The study was performed in two independent experiments, using identical experimental procedures. In the first experiment the treatment period was 4 hours with and without metabolic activation. The second experiment was performed with a treatment time of 4 hours with and 24 hours without metabolic activation.

The maximum concentration in the main experiments was limited by cytotoxicity of the test item. Precipitation at the end of treatment, visible to the unaided eye was not observed.

Cytotoxic effects, indicated by a relative cloning efficiency I of less than 50% compared to the corresponding solvent control in both parallel cultures, occurred in experiment I at 112.5 µg/mL and above with and at 225.0 µg/mL and above without metabolic activation. In experiment II cytotoxic effects were noted at 75.0 µg/mL and above with and at 800 µg/mL and above without metabolic activation.
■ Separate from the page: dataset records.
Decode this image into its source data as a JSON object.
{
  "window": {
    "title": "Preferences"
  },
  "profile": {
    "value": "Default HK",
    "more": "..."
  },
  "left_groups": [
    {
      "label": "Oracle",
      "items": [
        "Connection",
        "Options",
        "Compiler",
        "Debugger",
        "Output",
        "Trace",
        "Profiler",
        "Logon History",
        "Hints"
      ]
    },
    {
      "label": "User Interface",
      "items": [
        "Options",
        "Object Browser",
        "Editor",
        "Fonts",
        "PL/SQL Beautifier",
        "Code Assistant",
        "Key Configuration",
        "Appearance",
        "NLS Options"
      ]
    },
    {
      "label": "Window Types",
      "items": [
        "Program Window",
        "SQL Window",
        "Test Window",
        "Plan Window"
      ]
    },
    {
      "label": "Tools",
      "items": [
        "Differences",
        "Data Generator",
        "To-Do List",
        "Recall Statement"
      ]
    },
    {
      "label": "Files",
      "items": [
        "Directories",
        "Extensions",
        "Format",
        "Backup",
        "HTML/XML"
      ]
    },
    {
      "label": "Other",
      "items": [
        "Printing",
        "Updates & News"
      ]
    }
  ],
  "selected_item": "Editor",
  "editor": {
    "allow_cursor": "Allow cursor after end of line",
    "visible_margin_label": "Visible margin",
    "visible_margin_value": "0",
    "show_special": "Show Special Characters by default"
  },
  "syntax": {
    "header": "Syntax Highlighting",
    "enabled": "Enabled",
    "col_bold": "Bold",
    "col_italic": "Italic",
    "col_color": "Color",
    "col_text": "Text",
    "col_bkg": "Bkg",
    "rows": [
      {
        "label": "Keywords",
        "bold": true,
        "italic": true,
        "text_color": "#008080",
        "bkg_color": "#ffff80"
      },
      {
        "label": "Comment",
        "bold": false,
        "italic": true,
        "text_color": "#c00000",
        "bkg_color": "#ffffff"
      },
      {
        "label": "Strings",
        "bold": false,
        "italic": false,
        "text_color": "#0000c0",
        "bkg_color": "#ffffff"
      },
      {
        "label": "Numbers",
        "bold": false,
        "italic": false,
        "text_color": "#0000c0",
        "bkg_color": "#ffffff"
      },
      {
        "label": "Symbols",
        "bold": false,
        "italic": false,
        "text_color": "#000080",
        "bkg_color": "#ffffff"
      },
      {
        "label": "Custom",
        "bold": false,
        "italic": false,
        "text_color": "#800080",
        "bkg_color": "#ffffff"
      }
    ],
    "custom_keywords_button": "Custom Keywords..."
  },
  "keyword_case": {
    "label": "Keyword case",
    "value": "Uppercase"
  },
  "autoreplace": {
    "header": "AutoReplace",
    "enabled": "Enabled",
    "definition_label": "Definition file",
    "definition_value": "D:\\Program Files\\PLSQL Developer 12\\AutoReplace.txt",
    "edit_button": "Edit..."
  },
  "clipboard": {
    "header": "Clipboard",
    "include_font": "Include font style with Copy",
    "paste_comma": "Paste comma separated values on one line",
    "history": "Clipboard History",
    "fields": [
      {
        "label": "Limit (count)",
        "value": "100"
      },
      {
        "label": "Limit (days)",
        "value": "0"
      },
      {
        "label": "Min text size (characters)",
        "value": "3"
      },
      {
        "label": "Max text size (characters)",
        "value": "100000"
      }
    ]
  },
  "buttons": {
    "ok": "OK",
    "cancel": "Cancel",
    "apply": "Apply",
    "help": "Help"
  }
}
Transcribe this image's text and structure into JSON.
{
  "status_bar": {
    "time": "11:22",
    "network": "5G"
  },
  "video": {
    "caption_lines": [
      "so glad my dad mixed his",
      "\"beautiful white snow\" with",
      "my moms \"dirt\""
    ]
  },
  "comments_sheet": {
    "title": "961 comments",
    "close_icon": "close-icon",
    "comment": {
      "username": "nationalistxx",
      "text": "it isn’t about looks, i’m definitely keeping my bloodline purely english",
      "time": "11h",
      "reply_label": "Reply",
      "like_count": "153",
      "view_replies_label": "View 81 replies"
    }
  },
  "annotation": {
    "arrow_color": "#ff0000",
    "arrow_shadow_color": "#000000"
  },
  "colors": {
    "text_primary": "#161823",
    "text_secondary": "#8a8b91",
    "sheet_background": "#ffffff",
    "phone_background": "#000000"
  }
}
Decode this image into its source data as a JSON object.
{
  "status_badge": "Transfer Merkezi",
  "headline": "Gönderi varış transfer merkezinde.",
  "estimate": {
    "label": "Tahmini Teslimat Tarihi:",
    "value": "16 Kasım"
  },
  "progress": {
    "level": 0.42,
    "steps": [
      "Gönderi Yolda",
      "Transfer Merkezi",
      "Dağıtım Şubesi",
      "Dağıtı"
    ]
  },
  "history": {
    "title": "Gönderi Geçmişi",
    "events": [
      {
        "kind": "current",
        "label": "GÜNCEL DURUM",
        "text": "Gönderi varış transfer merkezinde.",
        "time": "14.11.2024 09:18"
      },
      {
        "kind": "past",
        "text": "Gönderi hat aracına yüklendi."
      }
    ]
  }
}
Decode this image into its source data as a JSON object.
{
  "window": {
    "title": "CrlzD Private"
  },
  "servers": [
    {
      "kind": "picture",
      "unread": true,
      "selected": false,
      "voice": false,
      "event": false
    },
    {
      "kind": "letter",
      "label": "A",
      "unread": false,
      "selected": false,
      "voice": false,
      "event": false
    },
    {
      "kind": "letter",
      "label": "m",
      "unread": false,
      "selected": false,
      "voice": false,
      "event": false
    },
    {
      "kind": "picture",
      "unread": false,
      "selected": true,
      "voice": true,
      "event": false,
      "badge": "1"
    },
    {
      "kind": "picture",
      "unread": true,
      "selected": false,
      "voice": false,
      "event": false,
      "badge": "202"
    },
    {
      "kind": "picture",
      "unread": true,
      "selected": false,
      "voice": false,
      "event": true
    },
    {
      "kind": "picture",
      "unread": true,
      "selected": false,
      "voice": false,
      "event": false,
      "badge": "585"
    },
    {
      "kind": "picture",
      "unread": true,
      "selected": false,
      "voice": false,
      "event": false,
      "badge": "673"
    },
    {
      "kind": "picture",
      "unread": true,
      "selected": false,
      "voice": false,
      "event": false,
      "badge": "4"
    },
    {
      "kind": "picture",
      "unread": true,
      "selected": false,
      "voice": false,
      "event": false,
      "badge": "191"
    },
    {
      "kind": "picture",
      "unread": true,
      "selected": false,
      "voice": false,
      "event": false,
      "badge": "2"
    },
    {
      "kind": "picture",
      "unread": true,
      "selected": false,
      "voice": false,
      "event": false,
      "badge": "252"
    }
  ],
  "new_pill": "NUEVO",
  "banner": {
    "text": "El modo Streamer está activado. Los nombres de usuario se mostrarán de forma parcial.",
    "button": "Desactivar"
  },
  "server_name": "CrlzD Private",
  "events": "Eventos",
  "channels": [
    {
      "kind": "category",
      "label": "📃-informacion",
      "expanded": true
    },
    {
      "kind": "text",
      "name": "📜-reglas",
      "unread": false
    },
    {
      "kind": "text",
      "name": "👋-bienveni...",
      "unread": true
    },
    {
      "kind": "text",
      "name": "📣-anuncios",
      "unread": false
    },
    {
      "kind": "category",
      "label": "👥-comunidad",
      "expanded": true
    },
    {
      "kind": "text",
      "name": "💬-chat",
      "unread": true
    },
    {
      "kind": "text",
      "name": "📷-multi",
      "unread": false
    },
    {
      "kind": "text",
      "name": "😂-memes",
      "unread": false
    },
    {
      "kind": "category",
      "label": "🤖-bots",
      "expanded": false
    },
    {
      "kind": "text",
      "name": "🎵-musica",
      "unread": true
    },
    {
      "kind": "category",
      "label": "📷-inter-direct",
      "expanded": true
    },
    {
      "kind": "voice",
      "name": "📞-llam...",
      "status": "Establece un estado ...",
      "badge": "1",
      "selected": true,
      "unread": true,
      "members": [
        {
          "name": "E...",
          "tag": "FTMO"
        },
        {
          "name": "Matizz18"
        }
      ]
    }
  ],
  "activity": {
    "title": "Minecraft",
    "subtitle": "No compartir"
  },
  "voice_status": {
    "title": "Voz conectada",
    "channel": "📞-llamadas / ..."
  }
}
No relevant and reproducible increase in mutant colony numbers/10⁶cells was observed in the main experiments up to the maximum concentration. The threshold of three times the mutation frequency of the corresponding solvent control was exceeded in the first culture of the second experiment without metabolic activation at 1000.0 µg/mL. This isolated increase was judged as biologically irrelevant however, as it was not reproduced in the parallel culture under identical experimental conditions and there was no dose dependent increase as indicated by the lacking statistical significance.

A linear regression analysis (least squares) was performed to assess a possible dose dependent increase of the mutation frequency. No significant dose dependent trend of the mutation frequency indicated by a probability value of <0.05 was determined in any of the experimental groups.

In both experiments of this study (with and without S9 mix) the range of the solvent controls was from 7.2 up to 23.4 mutants per 10⁶cells; the range of the groups treated with the test item was from 2.3 to 39.7 mutants per 10⁶cells.

EMS(150 µg/mL) and DMBA (1.1 µg/mL) were used as positive controls and showed a distinct increase of induced mutant colonies.